Jour après jour, prise d’une instabilité gouvernementale inconnue depuis 1958, la France voit se déployer de façon spectaculaire une forme de brutalisation des rapports interpersonnels entre responsables politiques. Ce n’est néanmoins qu’une des manifestations d’un processus plus global, dont je date l’origine, dans mon dernier livre, à la crise financière de 2008. Cette crise a touché progressivement notre appareil productif, nos représentations collectives, notre vie quotidienne. Du point de vue de la vision du monde, si toutes les familles de pensée nées des XIXe et XXe siècle ont été bousculées par la crise (déclin des partis sociaux-démocrates, montée des droites radicales contre les vieilles « droites de gouvernement), les catholiques dans leur diversité font face aux défis du temps avec une constance et une imagination sans cesse renouvelées. Avoir une vision du monde qui va de la naissance à au-delà de la mort confère un certain recul dans la période.
L’État désarmé face aux stupéfiants
La décivilisation, aboutissement de la brutalisation de la société, de ses codes et de ses relations interpersonnelles, percute spectaculairement notre société avec la question des stupéfiants. Désormais omniprésents, ils contribuent à redéfinir la base idéologique du pays dans un sens empreint de violence, d’avidité du gain et de codes consuméristes sans fin. Pour l’heure, le constat s’impose : la puissance publique n’a aucun contrôle sur la production, la diffusion et donc la consommation de drogue. Nous avons unilatéralement désarmé. L’appareil d’État n’est plus en mesure de maintenir une coercition efficace. "L’État social", malgré les savoirs de ses médecins et travailleurs sociaux, est démuni. Bref, les pouvoirs politiques et étatiques ont perdu le contrôle. Les sociétés civiles, qui ne peuvent lutter par la coercition et la violence légitime, sont désarmées et les individus sont donc des proies directes des flux de stupéfiants.
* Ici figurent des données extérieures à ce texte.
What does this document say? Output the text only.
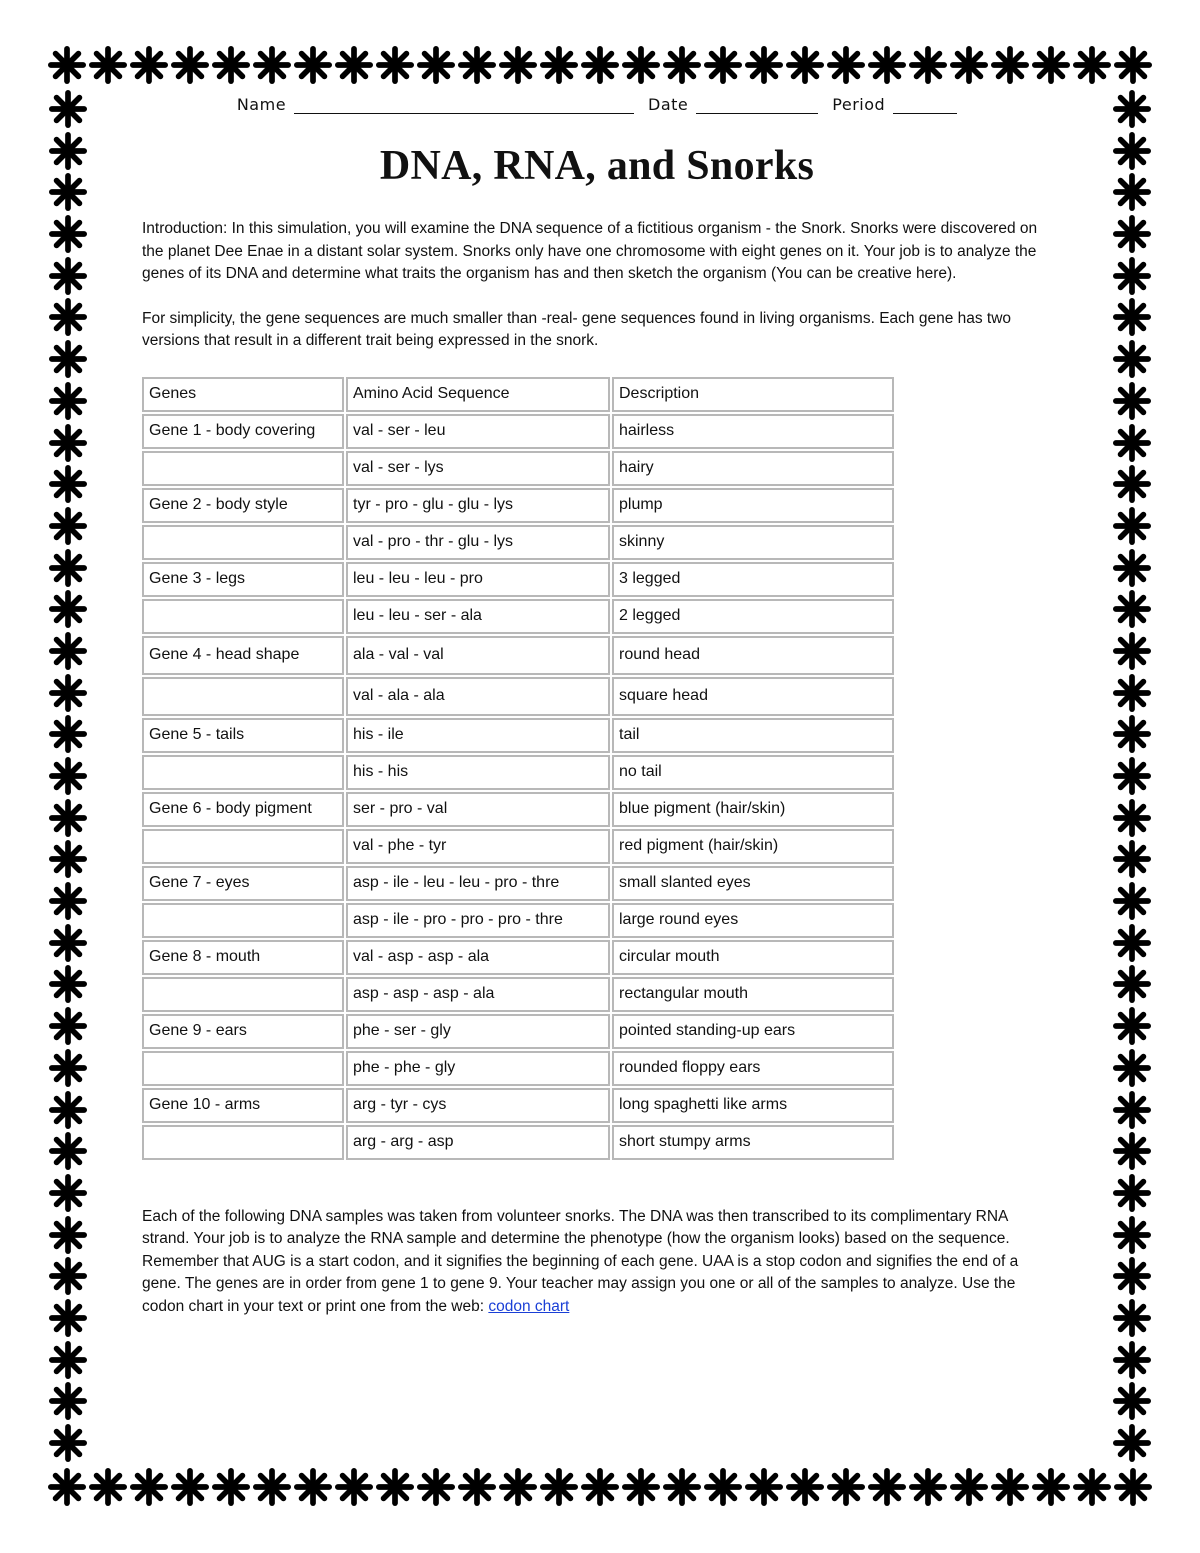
Name	Date	Period
DNA, RNA, and Snorks

Introduction: In this simulation, you will examine the DNA sequence of a fictitious organism - the Snork. Snorks were discovered on the planet Dee Enae in a distant solar system. Snorks only have one chromosome with eight genes on it. Your job is to analyze the genes of its DNA and determine what traits the organism has and then sketch the organism (You can be creative here).

For simplicity, the gene sequences are much smaller than -real- gene sequences found in living organisms. Each gene has two versions that result in a different trait being expressed in the snork.

Genes	Amino Acid Sequence	Description
Gene 1 - body covering	val - ser - leu	hairless
	val - ser - lys	hairy
Gene 2 - body style	tyr - pro - glu - glu - lys	plump
	val - pro - thr - glu - lys	skinny
Gene 3 - legs	leu - leu - leu - pro	3 legged
	leu - leu - ser - ala	2 legged
Gene 4 - head shape	ala - val - val	round head
	val - ala - ala	square head
Gene 5 - tails	his - ile	tail
	his - his	no tail
Gene 6 - body pigment	ser - pro - val	blue pigment (hair/skin)
	val - phe - tyr	red pigment (hair/skin)
Gene 7 - eyes	asp - ile - leu - leu - pro - thre	small slanted eyes
	asp - ile - pro - pro - pro - thre	large round eyes
Gene 8 - mouth	val - asp - asp - ala	circular mouth
	asp - asp - asp - ala	rectangular mouth
Gene 9 - ears	phe - ser - gly	pointed standing-up ears
	phe - phe - gly	rounded floppy ears
Gene 10 - arms	arg - tyr - cys	long spaghetti like arms
	arg - arg - asp	short stumpy arms

Each of the following DNA samples was taken from volunteer snorks. The DNA was then transcribed to its complimentary RNA strand. Your job is to analyze the RNA sample and determine the phenotype (how the organism looks) based on the sequence. Remember that AUG is a start codon, and it signifies the beginning of each gene. UAA is a stop codon and signifies the end of a gene. The genes are in order from gene 1 to gene 9. Your teacher may assign you one or all of the samples to analyze. Use the codon chart in your text or print one from the web: codon chart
Ce n’est pas tout à fait un hasard si la drogue qui comble un vide existentiel individuel et collectif en frappant tous les milieux, pénètre moins le monde catholique. C’est un fait.
Une crise existentielle
Pour résister dans ce domaine, il faut un solide ancrage dans une vision du monde vraiment émancipatrice, qui protège la personne et résiste aux mirages de l’individu roi. En ce sens, même si la marche des substances psychoactives ponctue chaque jour un peu plus le quotidien de notre société, le monde catholique, qui n’a en ce sens pas perdu de sa fraîcheur, affronte directement les réalités les plus brutes, sinon les plus brutales de notre société. Les vulnérabilités du pays, de la société française sont abordées de front : qu’on songe aux associations Le Rocher ou à Lazare, les entreprises les plus dynamiques tournées vers les plus vulnérables — dans leur diversité — qui naissent et se développent sous l’impulsion de (jeunes) catholiques.
La brutalisation des codes sociaux et des relations interpersonnelles provient d’un dérèglement de la base matérielle du pays. Face à cela, comme l’aurait écrit Gramsci, il faut une révolution éthique et morale, qui réponde à la crise existentielle de nos contemporains. Comprendre la décivilisation, vouloir y répondre et agir en fonction : c’est une mission que les catholiques doivent savoir remplir.